Nicole Sahin Founder & CEO Globalization Partners

You may recognize Nicole Sahin, CEO and founder of Globalization Partners, from the cover of the Boston Club brochure. Or, perhaps you heard that her Cambridge startup has garnered major attention--she is a regional finalist for Ernst & Young's EY Entrepreneur of the Year Award. 

Q. What does your less than three-year-old company specialize in?

A. We employ people in other countries on behalf of U.S. companies. In the traditional business model, if you want someone to work for you in a particular country you have to set up a subsidiary in that country, figure out the local labor laws, tax regulations, legal compliance and so on. Depending on the country, the process could take six months to a year and cost $50,000 to $100,000. We eliminate that hurdle by putting the new hires on our payroll. You pay us, and we pay them. We can have an international employee on our payroll within a few days.

Q. Does this help companies that just need a few employees in a country?

A. It is economical until they get up to five to 10 employees in a country.  We also work with major companies like Samsung, General Dynamics, and iRobot. We work in China, Saudi Arabia, all over Asia and Europe.
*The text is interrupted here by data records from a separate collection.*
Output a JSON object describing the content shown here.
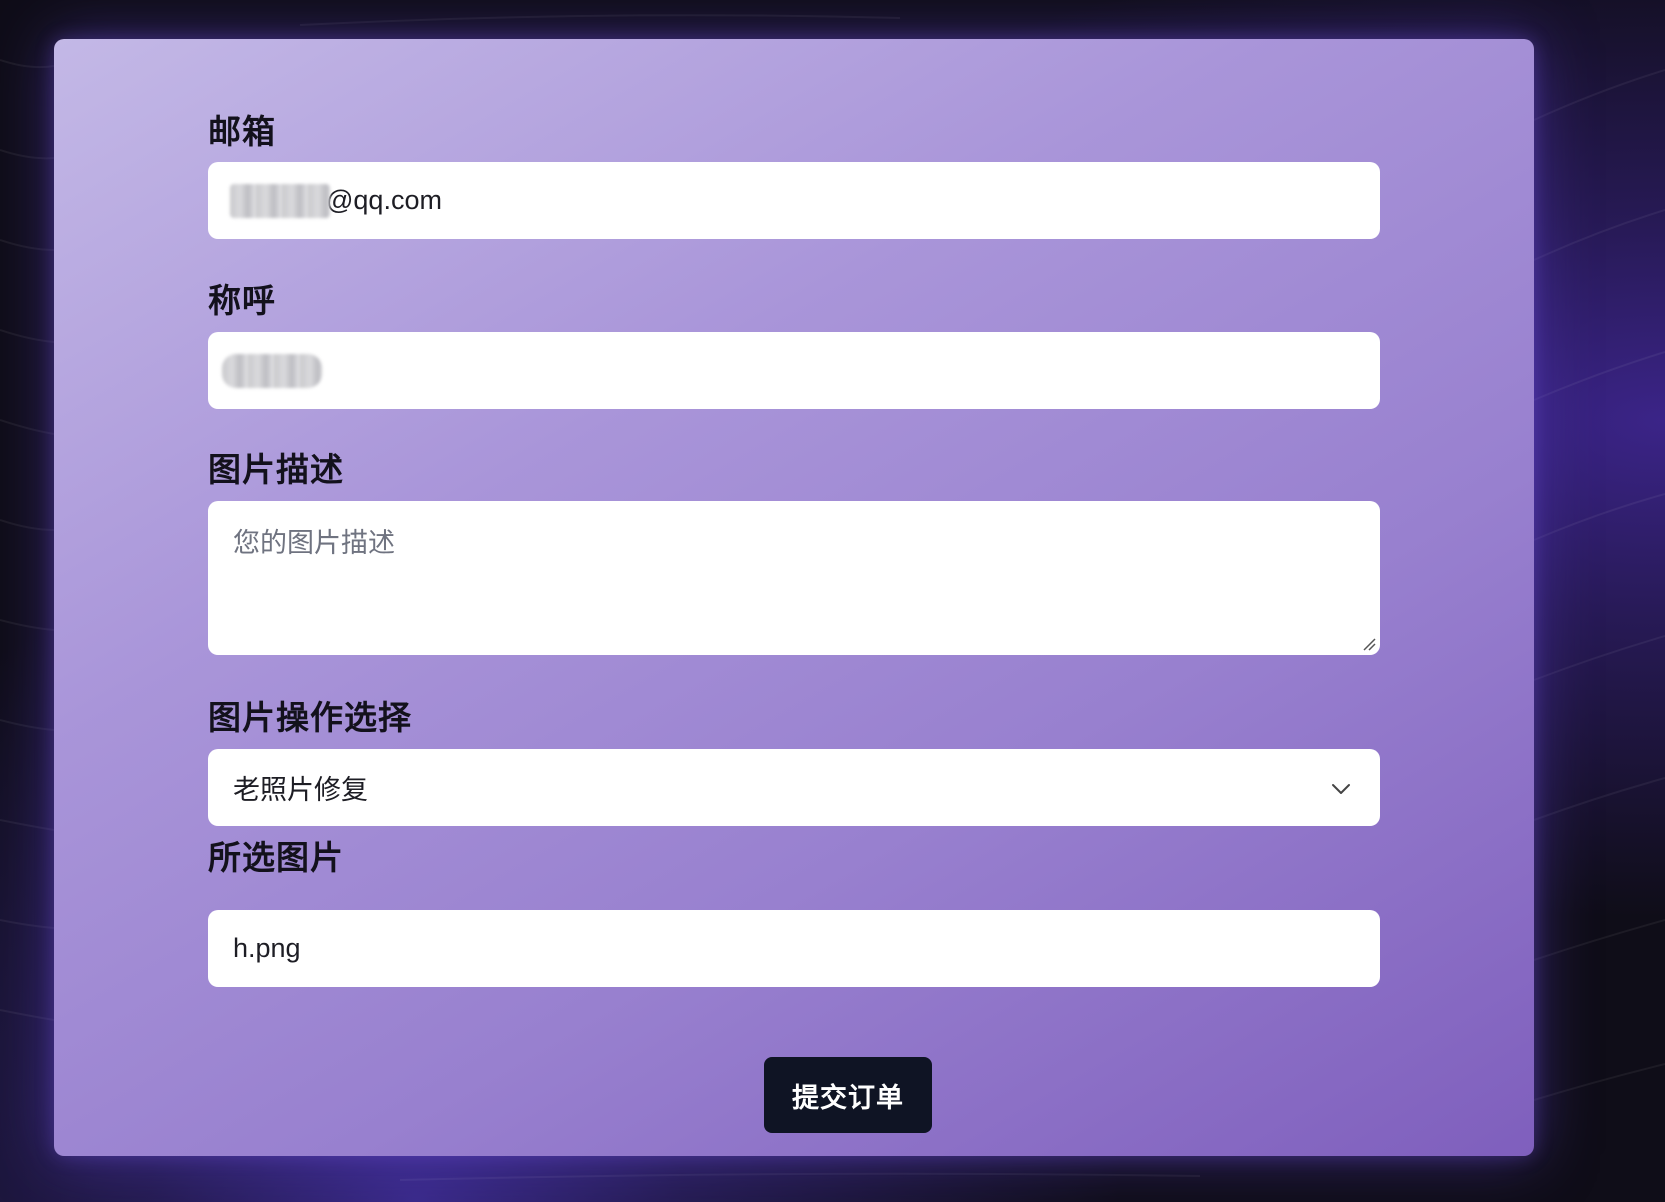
{
  "form": {
    "email": {
      "label": "邮箱",
      "value": "@qq.com"
    },
    "nickname": {
      "label": "称呼",
      "value": ""
    },
    "description": {
      "label": "图片描述",
      "placeholder": "您的图片描述"
    },
    "operation": {
      "label": "图片操作选择",
      "selected": "老照片修复"
    },
    "selected_image": {
      "label": "所选图片",
      "filename": "h.png"
    },
    "submit_label": "提交订单"
  },
  "colors": {
    "card_gradient_start": "#c3b8e6",
    "card_gradient_end": "#7f5fbd",
    "button_bg": "#0f1424",
    "page_bg": "#0f0d18"
  },
  "icons": {
    "select_arrow": "chevron-down-icon",
    "textarea_grip": "resize-grip-icon"
  }
}
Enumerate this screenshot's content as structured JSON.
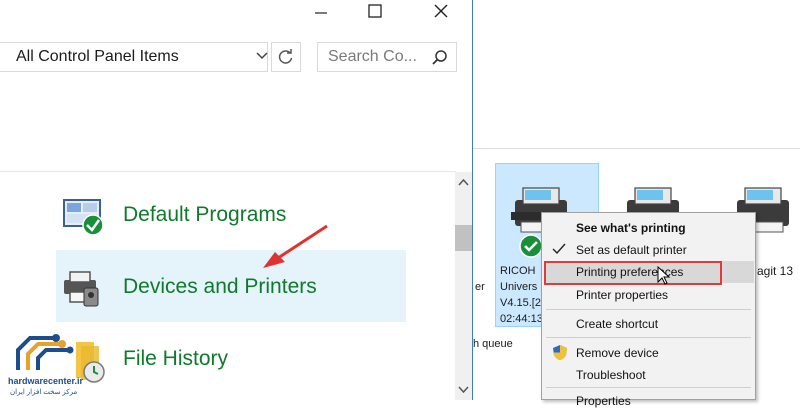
{
  "left_window": {
    "address": "All Control Panel Items",
    "search_placeholder": "Search Co...",
    "items": [
      {
        "label": "Default Programs",
        "icon": "default-programs-icon"
      },
      {
        "label": "Devices and Printers",
        "icon": "devices-printers-icon",
        "highlighted": true
      },
      {
        "label": "File History",
        "icon": "file-history-icon"
      }
    ],
    "title_buttons": [
      "minimize",
      "maximize",
      "close"
    ]
  },
  "right_window": {
    "printer": {
      "line1": "RICOH",
      "line2": "Univers",
      "line3": "V4.15.[2",
      "line4": "02:44:13"
    },
    "partial_left": "er",
    "partial_right": "agit 13",
    "queue_text": "h queue"
  },
  "context_menu": {
    "items": [
      {
        "label": "See what's printing",
        "bold": true
      },
      {
        "label": "Set as default printer",
        "icon": "check-icon"
      },
      {
        "label": "Printing preferences",
        "hovered": true
      },
      {
        "label": "Printer properties"
      },
      {
        "label": "Create shortcut"
      },
      {
        "label": "Remove device",
        "icon": "shield-icon"
      },
      {
        "label": "Troubleshoot"
      },
      {
        "label": "Properties"
      }
    ]
  },
  "watermark": {
    "site": "hardwarecenter.ir",
    "tagline": "مرکز سخت افزار ایران"
  },
  "colors": {
    "link_green": "#0f7a2c",
    "highlight": "#e5f3fb",
    "selection_blue": "#cce8ff",
    "annotation_red": "#e03b3b"
  }
}
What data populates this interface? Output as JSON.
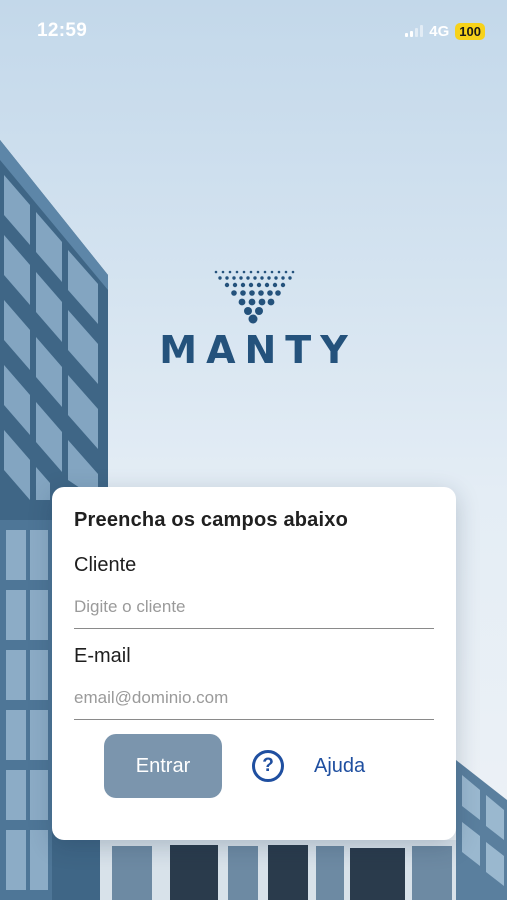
{
  "status_bar": {
    "time": "12:59",
    "network": "4G",
    "battery": "100"
  },
  "logo": {
    "brand": "MANTY",
    "mark_icon": "droplet-dots-icon"
  },
  "login_card": {
    "title": "Preencha os campos abaixo",
    "client": {
      "label": "Cliente",
      "placeholder": "Digite o cliente",
      "value": ""
    },
    "email": {
      "label": "E-mail",
      "placeholder": "email@dominio.com",
      "value": ""
    },
    "enter_label": "Entrar",
    "help_label": "Ajuda",
    "help_icon": "question-circle-icon"
  },
  "colors": {
    "brand": "#24527c",
    "button_bg": "#7b95ad",
    "link": "#1f4fa0",
    "battery": "#f7d21a"
  }
}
And when a company buys an existing company and wants to keep some or all of the employees and they need to be able to pay them right away, we can help. 

Q. How long have you been at this?

A. I started the business in 2012 and spent the first year or two laying down the foundation so that we would be able to grow to scale when we focused on sales and marketing. We currently have fewer than 15 HQ employees between our offices in Boston and California, and we’re growing quickly. So far, we’ve gotten “very satisfied” or “extremely satisfied” in every category of every client satisfaction survey submitted. Our clients love us!

Q. You grew up in St. Louis. How did you wind up founding a global company and living in Boston?

A. I always loved to travel. In college, I did Semester at Sea, and lived on a boat that was turned into a university – the Institute for Shipboard Education. We visited 12 countries in 100 days and went around the globe. I loved it. We went to Cuba, Brazil, South Africa, Kenya, Malaysia, Vietnam, China, Japan, and back to the United States. When you do something like that you make amazing, lasting friendships.  

After college, I went to the Caribbean and opened a business outsourcing yoga retreat planning, and spent two years doing that. I found I was very successful at selling but I needed to learn a few things about managing a company. Also, even though it was fun to live in the Caribbean for a while, I didn’t want to stay there forever. People go there to drop out and live on a boat. I like to plug in.

I went to Monterey Institute of International Studies (now Middlebury Institute of International Studies at Monterey) in California and got an MBA. And then I moved to Silicon Valley and helped start High Street Partners, which provides services for payroll, tax filing, bookkeeping, human resources and legal compliance.  That’s where I met Debbie Millin, and when I moved to Boston, she connected me to The Boston Club. 

Q. What was your pivotal moment?

A. When I decided to leave High Street. We had built the firm from the ground up and it was such a great experience. I had learned how to be entrepreneurial. When I decided to walk away, it was a leap of faith away from security and something I loved. 

Q. So why did you do it?

A. I think it’s really hard to walk away from something that’s 95 percent right. I felt like I was leaping off the cliff. It took every ounce of courage I had to leave that job. I had a great life, a great job, a beautiful home. I’m sure our parents thought we were absolutely insane. I didn’t say I was leaving to start my own company, I said I was leaving to go travel. 

So, in 2011, I took that one-way leap. My husband Ned and I sold everything we owned and traveled around the world. We went all over, mostly India, all over Asia and all over Europe, a little bit to the Middle East. While I traveled, I met future business partners and basically set up the company. 

Q. What surprises you looking back on your journey so far?

A. My parents raised me to think I could do anything I wanted. I had no idea that gender discrimination existed in the workplace. It never occurred to me. When I got out in the world, I did see those roadblocks. But I find that it’s important to be a part of a group of strong women who are interested in working together, playing together, and collaborating. We’re working to promote women, to promote each other and to have the chance to share ideas.

Q. Have your parents come around to see the wisdom of your leap?

A. My Dad and I are about to walk across the north of Spain and we’ll have time to talk about all of that. I left home at 18 and he worked so much. Recently, he had a near-death experience and had to retire from banking. He couldn’t walk for six months because he broke his back.

As he was recovering, he started walking--first to the mailbox, and then a bit more. He got up to walking 15 miles a day, then 20. So I threw it out there that we’re going to walk across Spain. He’s 65 and he’s going to kick my ass on the trail, but I’ll make it. 

Q. Is there advice you would offer to others who are 95 percent comfortable yet contemplating a change?

A. I would say to anybody who feels “I would love to do this but I’m scared,” to say what you think and do what you want. Make it happen. You have to force yourself to do it. We’re capable of so much when we put ourselves in situations like that. I’m happy to say it worked out really well for me.